WORLD / AFRICA
16 local UN staff held in Ethiopia
Detentions came after senior envoy appealed for Tigray aid
Published: Nov 10, 2021 05:13 PM
Children playing in front of the house in Bisober Village, Tigray, Ethiopia, December 9, 2020.  Photo: VCG

Children playing in front of the house in Bisober Village, Tigray, Ethiopia, December 9, 2020. Photo: VCG

Sixteen Ethiopian staff working for the UN were in detention Tuesday after government raids targeting ethnic Tigrayans, UN and humanitarian sources said, as foreign envoys scrambled to end the country's year-long war.

The detentions in Addis Ababa followed the declaration of a six-month nationwide state of emergency last week after Tigrayan and Oromo rebels claimed major advances on the ground, raising fears of a march on the capital.

Some UN staff members were taken from their homes, humanitarian sources said, shortly after a senior UN envoy visited Tigray to plead for more aid to civilians.

Sixteen UN staffers, all Ethiopian nationals, remained in detention while another six were freed, UN spokesperson Stephane Dujarric told reporters at the world body's headquarters.

"We are of course actively working with the government of Ethiopia to secure their immediate release," Dujarric said.

"There has been, as far as I know, no explanation given to us on why these staff members are detained."

In Washington, State Department spokesperson Ned Price called detentions based on ethnicity "completely unacceptable."

Lawyers say arbitrary detentions of ethnic Tigrayans - commonplace during the war - have spiked in the last week, ensnaring thousands, with the new measures allowing the authorities to hold anyone suspected of supporting "terrorist groups" without a warrant.

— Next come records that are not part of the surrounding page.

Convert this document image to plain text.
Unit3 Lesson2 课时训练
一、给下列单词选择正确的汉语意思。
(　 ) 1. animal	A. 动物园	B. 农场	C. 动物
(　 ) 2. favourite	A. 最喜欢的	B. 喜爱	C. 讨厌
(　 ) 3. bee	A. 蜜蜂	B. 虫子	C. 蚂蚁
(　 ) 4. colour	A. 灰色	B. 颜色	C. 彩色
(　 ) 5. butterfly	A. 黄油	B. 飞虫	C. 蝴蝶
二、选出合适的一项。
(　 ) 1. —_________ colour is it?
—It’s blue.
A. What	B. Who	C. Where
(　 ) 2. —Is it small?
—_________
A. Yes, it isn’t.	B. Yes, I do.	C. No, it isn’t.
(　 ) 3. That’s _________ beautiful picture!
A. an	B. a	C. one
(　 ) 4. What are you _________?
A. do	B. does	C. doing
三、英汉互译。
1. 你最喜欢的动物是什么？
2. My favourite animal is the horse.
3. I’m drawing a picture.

The war, which has ravaged northern Ethiopia since November 2020, has been punctuated by accounts of massacres and mass rapes, with thousands of people killed and  2 million displaced.

In a report Wednesday, Amnesty International said 16 women in the Amhara town of Nifas Mewcha said they had been raped by rebels during an offensive in August.

A joint investigation by the office of UN rights chief Michelle Bachelet and the Ethiopian Human Rights Commission published last week found evidence of "serious abuses" by all sides in the conflict, saying some of the violations may amount to crimes against humanity.

Tensions between the Ethiopian government and the UN have been high throughout the war.